Several studies have indicated that esketamine reduces acute postoperative pain [30,31,32]. However, it remains unclear whether the use of esketamine reduces postoperative opioid consumption. In addition, there were some limitations in the study. Frst, there were some shortcomings in the design, for example, two more groups can be added in the study, including one group which given esketamine 1.0 mg/kg alone and the other that given esketamine 1.5 mg/kg or 2.0 mg/kg. If the analgesic effect is better than sufentanil 1.5ug/kg + esketamine 1.0 mg/kg, and there are no side effects of esketamine such as hallucinations, nightmares, etc., and even the adverse reactions of opioid nausea and vomiting are reduced, it can be more clear that esketamine has a good analgesic effect and reduces the dosage of opioids. Second, there was no significant difference in postoperative nausea and vomiting between the two groups, which may be caused by the small sample size in our analysis.

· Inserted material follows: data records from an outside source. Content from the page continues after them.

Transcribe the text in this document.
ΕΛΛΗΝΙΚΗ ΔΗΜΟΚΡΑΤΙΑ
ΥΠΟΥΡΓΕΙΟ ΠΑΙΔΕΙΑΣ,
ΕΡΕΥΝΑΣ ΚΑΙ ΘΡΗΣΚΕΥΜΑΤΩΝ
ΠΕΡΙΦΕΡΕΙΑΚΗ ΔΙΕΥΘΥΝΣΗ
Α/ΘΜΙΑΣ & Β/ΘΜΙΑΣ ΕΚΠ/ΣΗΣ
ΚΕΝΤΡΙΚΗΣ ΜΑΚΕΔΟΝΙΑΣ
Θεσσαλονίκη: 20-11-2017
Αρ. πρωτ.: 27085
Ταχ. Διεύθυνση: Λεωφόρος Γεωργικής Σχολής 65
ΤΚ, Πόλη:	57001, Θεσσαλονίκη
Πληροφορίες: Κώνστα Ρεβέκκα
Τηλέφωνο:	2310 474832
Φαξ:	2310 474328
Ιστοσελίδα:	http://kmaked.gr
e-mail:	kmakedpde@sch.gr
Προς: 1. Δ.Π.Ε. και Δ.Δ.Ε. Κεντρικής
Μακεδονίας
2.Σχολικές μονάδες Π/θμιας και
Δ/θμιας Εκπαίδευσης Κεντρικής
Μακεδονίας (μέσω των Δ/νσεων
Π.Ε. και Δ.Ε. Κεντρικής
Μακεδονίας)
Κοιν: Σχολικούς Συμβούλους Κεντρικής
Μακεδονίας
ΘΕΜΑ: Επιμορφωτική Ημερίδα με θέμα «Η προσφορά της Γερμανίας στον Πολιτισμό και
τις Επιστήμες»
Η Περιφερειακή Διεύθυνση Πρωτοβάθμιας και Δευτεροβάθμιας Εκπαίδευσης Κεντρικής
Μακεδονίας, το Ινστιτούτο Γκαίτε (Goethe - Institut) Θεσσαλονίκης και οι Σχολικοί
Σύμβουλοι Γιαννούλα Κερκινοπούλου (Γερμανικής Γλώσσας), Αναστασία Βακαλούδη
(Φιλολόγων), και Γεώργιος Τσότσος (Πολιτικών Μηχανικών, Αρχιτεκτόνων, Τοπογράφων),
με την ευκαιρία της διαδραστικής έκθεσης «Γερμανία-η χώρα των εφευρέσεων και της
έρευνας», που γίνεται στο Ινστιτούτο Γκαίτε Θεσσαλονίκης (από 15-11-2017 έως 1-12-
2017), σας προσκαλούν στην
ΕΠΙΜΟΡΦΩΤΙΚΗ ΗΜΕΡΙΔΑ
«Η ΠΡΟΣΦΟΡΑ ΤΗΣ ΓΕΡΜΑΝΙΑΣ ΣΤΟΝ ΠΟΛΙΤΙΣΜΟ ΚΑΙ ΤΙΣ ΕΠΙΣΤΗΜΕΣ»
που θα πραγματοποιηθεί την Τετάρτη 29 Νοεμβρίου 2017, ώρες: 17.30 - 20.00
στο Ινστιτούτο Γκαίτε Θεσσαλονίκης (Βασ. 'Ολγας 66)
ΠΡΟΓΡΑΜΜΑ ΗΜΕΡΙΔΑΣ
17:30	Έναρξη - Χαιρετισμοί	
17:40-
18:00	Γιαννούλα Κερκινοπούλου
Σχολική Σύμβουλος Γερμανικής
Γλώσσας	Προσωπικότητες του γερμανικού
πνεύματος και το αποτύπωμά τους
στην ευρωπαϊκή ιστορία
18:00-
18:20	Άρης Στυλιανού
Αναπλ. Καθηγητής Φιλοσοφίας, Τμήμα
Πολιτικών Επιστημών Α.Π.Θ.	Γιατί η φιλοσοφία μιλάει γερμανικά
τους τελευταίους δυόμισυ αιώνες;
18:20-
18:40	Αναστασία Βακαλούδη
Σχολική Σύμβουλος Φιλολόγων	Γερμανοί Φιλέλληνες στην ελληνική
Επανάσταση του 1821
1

And last, the number of times the patient pressed the analgesic pump after surgery was not recorded by the computer, resulting in the loss of a good comparative indicator.

In future studies, we will expand the sample size and the sufentanil dosage in the experimental group could be reduced prior to comparison.

Conclusion

These results indicate that compared with sufentanil, esketamine for postoperative analgesia in elderly patients may has a good analgesic effect. Esketamine can alleviate the inflammatory response and reduce the incidence of POD, thereby improving the postoperative quality of life for patients.